Oppenheimer
starring Cillian Murphy, Emily Blunt, Matt Damon, Robert Downey, Jr., Florence Pugh, Josh Hartnett, Casey Affleck, Rami Malek and Kenneth Branagh
screenplay by Christopher Nolan
directed by Christopher Nolan
Rating: ♦♦♦♦◊
Of course, I’ve known who Robert Oppenheimer was since early high school. The father of the atomic bomb, the man appointed to manage the Manhattan Project during the Second World War. The Manhattan Project involved research at various universities and military installations across the United States. It took three years to create the Bomb. It involved about 4,000 people, and it cost about $2 billion US ($34 billion US in today’s dollars). Work was centered in Los Alamos, New Mexico where the first prototype atomic bomb was detonated in July 1945. When the project was successfully finished, it wasn’t just a new weapon that Oppenheimer and his team had created. It was a new world.
I’ve been interested in the atomic bomb since I read John Hershey’s 1946 book Hiroshima while preparing an essay on the Hiroshima bombing for my Grade 9 History class with Mr. Chapman. I re-read Hiroshima just two years ago.
To prepare for the movie, I watched a couple documentaries about Robert Oppenheimer and the Manhattan Project, plus I watched some educational shorts on YouTube, including interviews with the man himself. There’s no doubt in my mind that J. Robert Oppenheimer, although brilliant, was a really weird guy with a complex psychology. Oppenheimer was famously accused of being a Communist during the Red Scare at the start of the Cold War, enduring excruciating hearings before the Atomic Energy Commission and subsequently losing his security clearance to work on government defense projects. I suspect that his personality cultivated his own persecution at the hands of America’s security apparatus (like how Galileo cultivated his persecution in the 17th century).
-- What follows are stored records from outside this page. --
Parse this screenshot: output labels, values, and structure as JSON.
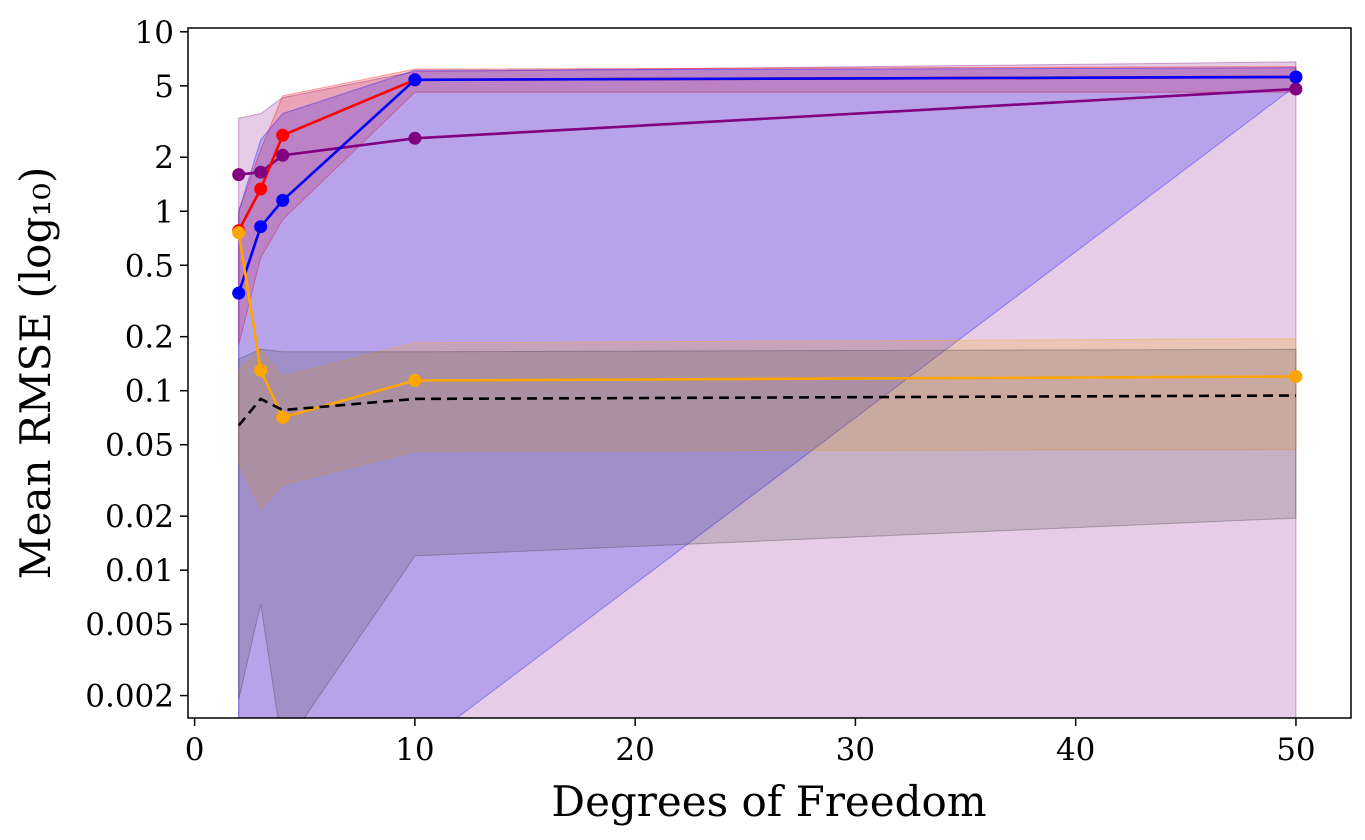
{
  "chart_data": {
    "type": "line",
    "title": "",
    "xlabel": "Degrees of Freedom",
    "ylabel": "Mean RMSE (log₁₀)",
    "x_scale": "linear",
    "y_scale": "log",
    "xlim": [
      -0.3,
      52.5
    ],
    "ylim": [
      0.0015,
      10.5
    ],
    "xticks": [
      0,
      10,
      20,
      30,
      40,
      50
    ],
    "xtick_labels": [
      "0",
      "10",
      "20",
      "30",
      "40",
      "50"
    ],
    "yticks": [
      0.002,
      0.005,
      0.01,
      0.02,
      0.05,
      0.1,
      0.2,
      0.5,
      1,
      2,
      5,
      10
    ],
    "ytick_labels": [
      "0.002",
      "0.005",
      "0.01",
      "0.02",
      "0.05",
      "0.1",
      "0.2",
      "0.5",
      "1",
      "2",
      "5",
      "10"
    ],
    "grid": false,
    "legend": "none",
    "x": [
      2,
      3,
      4,
      10,
      50
    ],
    "bands": [
      {
        "color": "#800080",
        "opacity": 0.2,
        "x": [
          2,
          3,
          4,
          10,
          50
        ],
        "lower": [
          0.001,
          0.001,
          0.001,
          0.001,
          0.001
        ],
        "upper": [
          3.3,
          3.5,
          4.3,
          6.0,
          6.8
        ]
      },
      {
        "color": "#ff0000",
        "opacity": 0.2,
        "x": [
          2,
          3,
          4,
          10,
          50
        ],
        "lower": [
          0.18,
          0.55,
          0.9,
          4.6,
          4.6
        ],
        "upper": [
          1.0,
          2.2,
          4.4,
          6.2,
          6.4
        ]
      },
      {
        "color": "#0000ff",
        "opacity": 0.2,
        "x": [
          2,
          3,
          4,
          10,
          50
        ],
        "lower": [
          0.001,
          0.001,
          0.001,
          0.001,
          5.0
        ],
        "upper": [
          1.0,
          2.5,
          3.5,
          6.1,
          6.3
        ]
      },
      {
        "color": "#ffa500",
        "opacity": 0.2,
        "x": [
          2,
          3,
          4,
          10,
          50
        ],
        "lower": [
          0.04,
          0.022,
          0.03,
          0.046,
          0.047
        ],
        "upper": [
          0.13,
          0.17,
          0.12,
          0.185,
          0.195
        ]
      },
      {
        "color": "#404040",
        "opacity": 0.2,
        "x": [
          2,
          3,
          4,
          10,
          50
        ],
        "lower": [
          0.0019,
          0.0065,
          0.001,
          0.012,
          0.0195
        ],
        "upper": [
          0.15,
          0.17,
          0.165,
          0.165,
          0.17
        ]
      }
    ],
    "series": [
      {
        "color": "#800080",
        "style": "solid",
        "marker": "o",
        "values": [
          1.6,
          1.65,
          2.05,
          2.55,
          4.8
        ]
      },
      {
        "color": "#ff0000",
        "style": "solid",
        "marker": "o",
        "values": [
          0.78,
          1.33,
          2.65,
          5.4,
          5.6
        ]
      },
      {
        "color": "#0000ff",
        "style": "solid",
        "marker": "o",
        "values": [
          0.35,
          0.82,
          1.15,
          5.4,
          5.6
        ]
      },
      {
        "color": "#ffa500",
        "style": "solid",
        "marker": "o",
        "values": [
          0.76,
          0.13,
          0.071,
          0.114,
          0.12
        ]
      },
      {
        "color": "#000000",
        "style": "dashed",
        "marker": "none",
        "values": [
          0.064,
          0.09,
          0.078,
          0.09,
          0.094
        ]
      }
    ]
  }
}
Oppenheimer embodied the age-old question of whether doing harm to lessen overall harm is, in the end, more good than bad.
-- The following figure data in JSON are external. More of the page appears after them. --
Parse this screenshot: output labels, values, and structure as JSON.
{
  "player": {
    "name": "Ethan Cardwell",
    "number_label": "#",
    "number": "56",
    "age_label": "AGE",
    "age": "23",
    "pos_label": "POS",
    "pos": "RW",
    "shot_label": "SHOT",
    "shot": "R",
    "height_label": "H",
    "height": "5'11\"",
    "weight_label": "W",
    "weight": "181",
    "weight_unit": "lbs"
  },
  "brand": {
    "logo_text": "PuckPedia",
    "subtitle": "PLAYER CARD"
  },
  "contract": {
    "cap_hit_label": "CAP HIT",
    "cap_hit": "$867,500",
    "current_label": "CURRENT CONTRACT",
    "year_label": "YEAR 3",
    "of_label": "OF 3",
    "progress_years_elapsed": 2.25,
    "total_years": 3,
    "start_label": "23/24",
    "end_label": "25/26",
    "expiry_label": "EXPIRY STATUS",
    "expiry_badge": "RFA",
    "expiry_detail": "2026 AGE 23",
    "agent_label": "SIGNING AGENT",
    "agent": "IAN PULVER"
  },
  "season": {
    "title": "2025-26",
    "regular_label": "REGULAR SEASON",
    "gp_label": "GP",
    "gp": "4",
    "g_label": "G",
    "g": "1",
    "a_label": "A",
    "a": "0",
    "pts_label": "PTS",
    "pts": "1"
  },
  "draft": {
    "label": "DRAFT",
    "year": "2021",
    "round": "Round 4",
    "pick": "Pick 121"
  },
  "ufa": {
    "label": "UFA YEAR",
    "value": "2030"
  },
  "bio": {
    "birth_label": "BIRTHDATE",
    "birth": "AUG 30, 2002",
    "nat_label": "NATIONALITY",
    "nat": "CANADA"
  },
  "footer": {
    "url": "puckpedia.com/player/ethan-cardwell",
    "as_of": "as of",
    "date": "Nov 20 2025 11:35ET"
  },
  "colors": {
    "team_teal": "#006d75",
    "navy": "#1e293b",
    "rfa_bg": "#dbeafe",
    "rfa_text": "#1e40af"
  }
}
In the film, Matt Damon’s character, Gen. Leslie Groves (Oppenheimer’s immediate boss), described him as “A dilettante, a womanizer, a suspected communist, unstable, theatrical, egotistical, neurotic.” After researching him a bit, I kind of feel that isn’t terribly inaccurate. Oppenheimer was conflicted between two or three strong opinions about the implications of his work in the context of the World War - a kind of moral paralysis that at some point ceases being intelligent and becomes just annoying and boring. Boring!! After the defeat of Germany, the invasion of mainland Japan promised unacceptably high mortality to a nation that was tired of four years of costly war. The Americans wanted to end the conflict fast. So, Oppenheimer embodied the age-old question of whether doing harm to lessen overall harm is, in the end, more good than bad. He was like an American Prometheus in that, like the mythical God of Fire, he gave the US this gift of the power of the atom in the form of technology and knowledge. Once the power genie was loose, it could never be put back in the bottle. I mean, once the know-how is out there, it’s out. And once out, it instantly evaded the control of the scientists who created it.
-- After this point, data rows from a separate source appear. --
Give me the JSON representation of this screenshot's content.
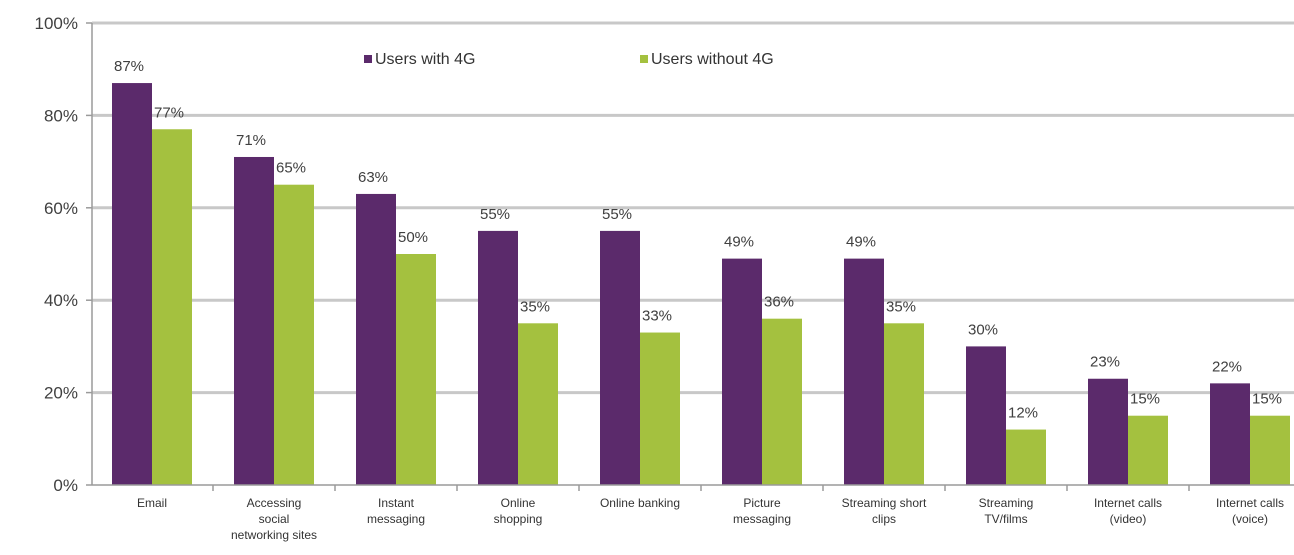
{
  "chart_data": {
    "type": "bar",
    "categories": [
      [
        "Email"
      ],
      [
        "Accessing",
        "social",
        "networking sites"
      ],
      [
        "Instant",
        "messaging"
      ],
      [
        "Online",
        "shopping"
      ],
      [
        "Online banking"
      ],
      [
        "Picture",
        "messaging"
      ],
      [
        "Streaming short",
        "clips"
      ],
      [
        "Streaming",
        "TV/films"
      ],
      [
        "Internet calls",
        "(video)"
      ],
      [
        "Internet calls",
        "(voice)"
      ]
    ],
    "series": [
      {
        "name": "Users with 4G",
        "color": "#5b2a6b",
        "values": [
          87,
          71,
          63,
          55,
          55,
          49,
          49,
          30,
          23,
          22
        ],
        "labels": [
          "87%",
          "71%",
          "63%",
          "55%",
          "55%",
          "49%",
          "49%",
          "30%",
          "23%",
          "22%"
        ]
      },
      {
        "name": "Users without 4G",
        "color": "#a4c13f",
        "values": [
          77,
          65,
          50,
          35,
          33,
          36,
          35,
          12,
          15,
          15
        ],
        "labels": [
          "77%",
          "65%",
          "50%",
          "35%",
          "33%",
          "36%",
          "35%",
          "12%",
          "15%",
          "15%"
        ]
      }
    ],
    "yticks": [
      "0%",
      "20%",
      "40%",
      "60%",
      "80%",
      "100%"
    ],
    "ylim": [
      0,
      100
    ],
    "grid": true,
    "legend": "top"
  }
}
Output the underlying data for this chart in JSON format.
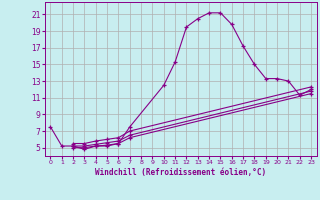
{
  "xlabel": "Windchill (Refroidissement éolien,°C)",
  "bg_color": "#c8eef0",
  "line_color": "#880088",
  "grid_color": "#b0b0b0",
  "xlim": [
    -0.5,
    23.5
  ],
  "ylim": [
    4.0,
    22.5
  ],
  "xticks": [
    0,
    1,
    2,
    3,
    4,
    5,
    6,
    7,
    8,
    9,
    10,
    11,
    12,
    13,
    14,
    15,
    16,
    17,
    18,
    19,
    20,
    21,
    22,
    23
  ],
  "yticks": [
    5,
    7,
    9,
    11,
    13,
    15,
    17,
    19,
    21
  ],
  "curve1_x": [
    0,
    1,
    2,
    3,
    4,
    5,
    6,
    7,
    10,
    11,
    12,
    13,
    14,
    15,
    16,
    17,
    18,
    19,
    20,
    21,
    22,
    23
  ],
  "curve1_y": [
    7.5,
    5.2,
    5.2,
    4.8,
    5.2,
    5.2,
    5.5,
    7.5,
    12.5,
    15.3,
    19.5,
    20.5,
    21.2,
    21.2,
    19.8,
    17.2,
    15.0,
    13.3,
    13.3,
    13.0,
    11.3,
    12.0
  ],
  "curve2_x": [
    2,
    3,
    4,
    5,
    6,
    7,
    23
  ],
  "curve2_y": [
    5.5,
    5.5,
    5.8,
    6.0,
    6.2,
    7.0,
    12.3
  ],
  "curve3_x": [
    2,
    3,
    4,
    5,
    6,
    7,
    23
  ],
  "curve3_y": [
    5.2,
    5.2,
    5.4,
    5.6,
    5.8,
    6.5,
    11.8
  ],
  "curve4_x": [
    2,
    3,
    4,
    5,
    6,
    7,
    23
  ],
  "curve4_y": [
    5.0,
    5.0,
    5.2,
    5.3,
    5.5,
    6.2,
    11.5
  ]
}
Oppenheimer featured a fantastic ensemble cast. Gustaf Skarsgard - another Skarsgard family member. How many Skarsgards are there? The Skarsgards are like the Carradine brothers, or the Baldwin brothers in America. Jack Quaid as Richard Feynman, and Gary Oldman as Pres. Harry S. Truman, and more. When I saw and recognized Matthew Modine’s face I couldn’t believe it, and I had to check the credits to be sure it was really him! And David Krumholtz, too. Wow!
It wasn’t just a new weapon that Oppenheimer and his team had created. It was a new world.